Newspaper recycling resumes for Lions

Gore Pakeke Lions recycling convener Neil McPhail (left) and club member Doug Dixey are...
Gore Pakeke Lions recycling convener Neil McPhail (left) and club member Doug Dixey are encouraging residents to drop newspaper off at the factory where it can be recycled, rather than going out in the district’s red bin collection. PHOTO: SANDY EGGLESTON
The Gore Pakeke Lions are back in the paper recycling business as the price for recycled paper stabilises.

In February last year, the recycling factory the club runs in the town stopped collecting paper.

The market price for the paper had dropped so low the group had to pay to dispose of it.

Since 2010 about 200 tonnes of waste paper a year has been baled and sold for recycling at the Hokonui Dr premises.

Recycling convener Neil McPhail said it was great news the price had gone up.

"Last year we looked pretty mournful," Mr McPhail said.

"Twelve months ago paper was valueless.

"Now we are looking to the public to bring their papers."

In March the payout reached $100 a tonne but the group waited to start processing the paper again.

"We hesitated just in case this was just a flash in the pan."

The price was guaranteed for three months.

The money the project made was channelled back into community projects and in 10 years that added up to about $800,000.
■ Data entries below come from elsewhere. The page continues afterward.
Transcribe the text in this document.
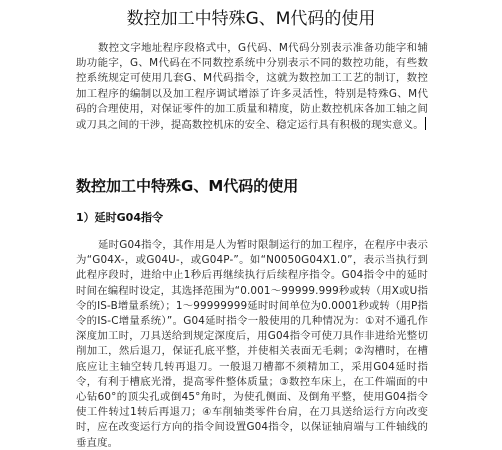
数控加工中特殊G、M代码的使用

数控文字地址程序段格式中，G代码、M代码分别表示准备功能字和辅助功能字，G、M代码在不同数控系统中分别表示不同的数控功能，有些数控系统规定可使用几套G、M代码指令，这就为数控加工工艺的制订，数控加工程序的编制以及加工程序调试增添了许多灵活性，特别是特殊G、M代码的合理使用，对保证零件的加工质量和精度，防止数控机床各加工轴之间或刀具之间的干涉，提高数控机床的安全、稳定运行具有积极的现实意义。

数控加工中特殊G、M代码的使用
1）延时G04指令

延时G04指令，其作用是人为暂时限制运行的加工程序，在程序中表示为“G04X-，或G04U-，或G04P-”。如“N0050G04X1.0”，表示当执行到此程序段时，进给中止1秒后再继续执行后续程序指令。G04指令中的延时时间在编程时设定，其选择范围为“0.001～99999.999秒或转（用X或U指令的IS-B增量系统）；1～99999999延时时间单位为0.0001秒或转（用P指令的IS-C增量系统）”。G04延时指令一般使用的几种情况为：①对不通孔作深度加工时，刀具送给到规定深度后，用G04指令可使刀具作非进给光整切削加工，然后退刀，保证孔底平整，并使相关表面无毛刺；②沟槽时，在槽底应让主轴空转几转再退刀。一般退刀槽都不须精加工，采用G04延时指令，有利于槽底光滑，提高零件整体质量；③数控车床上，在工件端面的中心钻60°的顶尖孔或倒45°角时，为使孔侧面、及倒角平整，使用G04指令使工件转过1转后再退刀；④车削轴类零件台肩，在刀具送给运行方向改变时，应在改变运行方向的指令间设置G04指令，以保证轴肩端与工件轴线的垂直度。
After the factory stopped collecting newspapers the only option was for residents to put them in the red rubbish bins.

It should save the Gore District Council money, as it no longer had to pay to dispose of the paper, he said.

"The more newspapers that go in here is less that go into the dump."

The factory had not stopped collecting cardboard and plastic wrap and in the past year had recycled 536 tonnes of cardboard and 41 tonnes of plastic.

The price of cardboard had also increased per tonne from $30 to $170.

Last year the group also started collecting aluminium cans.

"Our return has been about $800 or $900," Mr McPhail said.